Frustration of a different sort plagues authorities in missing-persons cases. Without a body, it is extremely hard to prove that a crime has even been committed. Prime examples are the recent indictment of grifters Kenneth and Sante Kimes for the murder of heiress Irene Silverman, and the indictment, in November 1997, of prominent Delaware attorney Thomas Capano for the June 1996 murder of governor's assistant Anne Marie Fahey. In both cases, police had early circumstantial evidence that pointed to the suspects. But the absence of a body made securing indictments extremely arduous. In the Kupka case, the police still aren't certain that a homicide has been committed.

By early December, the number of detectives working on the case had shrunk to four; by mid-December, to just two. Today, ten and a half weeks after Kristine's disappearance, the identity of the Baruch College teacher who left with her that morning is still being kept secret by the nervous college and the proprietary Police Department. Kristine Kupka's family and friends, convinced her fate lies in his hands, believe it is time to change that.

The man who accompanied Kristine on her October 24 outing is Darshanand Persaud; most people call him Rudy. Persaud is a respectable young Indo-Guyanese-American. A 1995 graduate of Baruch, a Manhattan-based branch of CUNY, he was a quality-control chemist who tests glue products at Basic Adhesives, in Brooklyn, and an adjunct lab instructor at his alma mater. He currently attends the New Jersey Dental School in Newark, making a cumbersome commute (subway to PATH train to school bus) to get there each morning. He is now married to an accountant in the Dreyfus Corporation's Park Avenue office; the couple live with his parents in a neat house in a rundown section of Brooklyn. He's the family's only son; the oldest of his three sisters is a physician.
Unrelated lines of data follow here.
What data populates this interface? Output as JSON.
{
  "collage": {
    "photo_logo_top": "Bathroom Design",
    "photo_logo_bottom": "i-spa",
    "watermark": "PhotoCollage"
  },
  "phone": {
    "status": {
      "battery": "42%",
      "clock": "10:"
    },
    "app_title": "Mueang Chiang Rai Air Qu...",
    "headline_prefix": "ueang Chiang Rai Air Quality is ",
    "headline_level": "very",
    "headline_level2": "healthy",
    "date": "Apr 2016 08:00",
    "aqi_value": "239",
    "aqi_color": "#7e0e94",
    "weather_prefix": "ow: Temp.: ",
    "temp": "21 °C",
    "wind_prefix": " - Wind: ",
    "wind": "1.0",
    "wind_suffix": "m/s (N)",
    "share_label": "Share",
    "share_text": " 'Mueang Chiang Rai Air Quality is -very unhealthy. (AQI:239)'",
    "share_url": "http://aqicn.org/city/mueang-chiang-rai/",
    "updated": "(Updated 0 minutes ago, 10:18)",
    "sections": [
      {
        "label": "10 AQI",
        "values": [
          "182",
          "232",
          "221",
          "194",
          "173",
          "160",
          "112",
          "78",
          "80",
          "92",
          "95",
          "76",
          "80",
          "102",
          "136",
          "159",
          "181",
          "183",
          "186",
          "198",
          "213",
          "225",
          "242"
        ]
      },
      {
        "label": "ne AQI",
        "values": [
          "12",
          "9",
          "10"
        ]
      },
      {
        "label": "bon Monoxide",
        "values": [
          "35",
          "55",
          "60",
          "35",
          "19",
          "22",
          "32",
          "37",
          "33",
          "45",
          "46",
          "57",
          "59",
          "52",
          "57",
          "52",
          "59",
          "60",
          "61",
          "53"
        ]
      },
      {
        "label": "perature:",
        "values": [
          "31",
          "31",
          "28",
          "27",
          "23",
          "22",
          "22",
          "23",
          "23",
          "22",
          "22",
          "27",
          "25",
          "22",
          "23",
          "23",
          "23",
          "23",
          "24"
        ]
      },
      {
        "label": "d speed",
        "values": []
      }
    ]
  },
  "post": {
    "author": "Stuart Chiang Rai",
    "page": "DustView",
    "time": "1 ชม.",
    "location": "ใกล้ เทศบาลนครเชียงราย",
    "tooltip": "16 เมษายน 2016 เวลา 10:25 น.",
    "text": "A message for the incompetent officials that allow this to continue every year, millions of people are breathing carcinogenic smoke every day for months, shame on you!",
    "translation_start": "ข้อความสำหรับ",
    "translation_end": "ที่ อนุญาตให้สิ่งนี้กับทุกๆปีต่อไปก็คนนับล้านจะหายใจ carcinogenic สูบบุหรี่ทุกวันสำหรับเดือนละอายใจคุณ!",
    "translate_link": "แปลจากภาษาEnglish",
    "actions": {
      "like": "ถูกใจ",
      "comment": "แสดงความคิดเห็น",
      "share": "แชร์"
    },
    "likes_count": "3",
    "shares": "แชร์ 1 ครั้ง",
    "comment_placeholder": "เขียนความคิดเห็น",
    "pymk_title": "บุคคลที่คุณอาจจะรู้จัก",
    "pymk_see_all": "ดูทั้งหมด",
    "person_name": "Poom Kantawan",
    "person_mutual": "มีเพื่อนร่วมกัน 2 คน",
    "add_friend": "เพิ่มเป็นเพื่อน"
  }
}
Miguel Santos, the lecturing professor for Introduction to Environmental Sciences, whose lab sections Persaud taught, found him "a very pleasant, cordial, nice person, knowledgeable in science and a good teacher." Students characterized him as handsome, sometimes polite, sometimes angry and moody. He was decorous; he had refrained from dating Kristine, his student, until he had filed her course grade. It was Kristine -- with her long, black clothes, bright-red hair, extra-strength opinions -- who had flirted with him. When Kristine's classmate Anthon Grant, a 26-year-old Trinidadian who had befriended Persaud on the basis of their mutual interest in computers and shared Caribbean background, told him last May that he thought Kristine had a crush on him, "Rudy said, 'Come ahhhhn. . . .' "
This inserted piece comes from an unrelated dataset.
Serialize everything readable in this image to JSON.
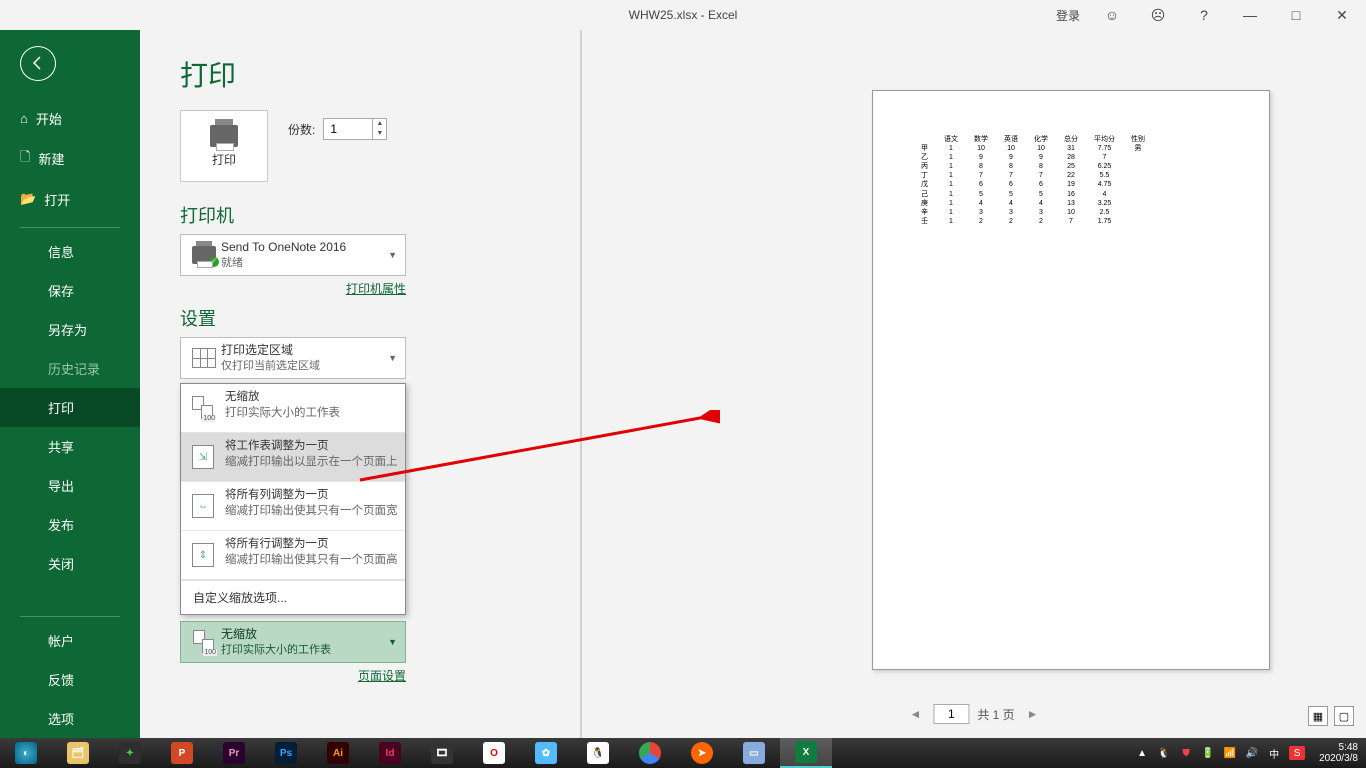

Kristine found Persaud's shyness charming. "She thought of him as this gentle-lamb sort of guy, honest and naïve," says Michael Legatt, a fellow member of Kristine's in Baruch's Philosophy Club. Indeed, Persaud's clean-cut looks and slight awkwardness led her to compare him, to several friends, to "a newborn baby."

Where Kristine saw guilelessness, Anthon Grant saw calculation. "Rudy was very GQ-ish. He never had a bad-hair day. He seemed like someone who had his own agenda -- like his main goal was getting ahead in life, like he didn't want to be where he was, that's for sure. He would walk into class late, in a trench coat, like he'd just come from someplace important." He was "Mr. Persaud" to his students, who were mainly his age, and when the class first overheard Dr. Santos address him informally, "we looked at each other, like, 'Rudy'!?" Grant says, laughing. It seemed too goofy a name for Persaud.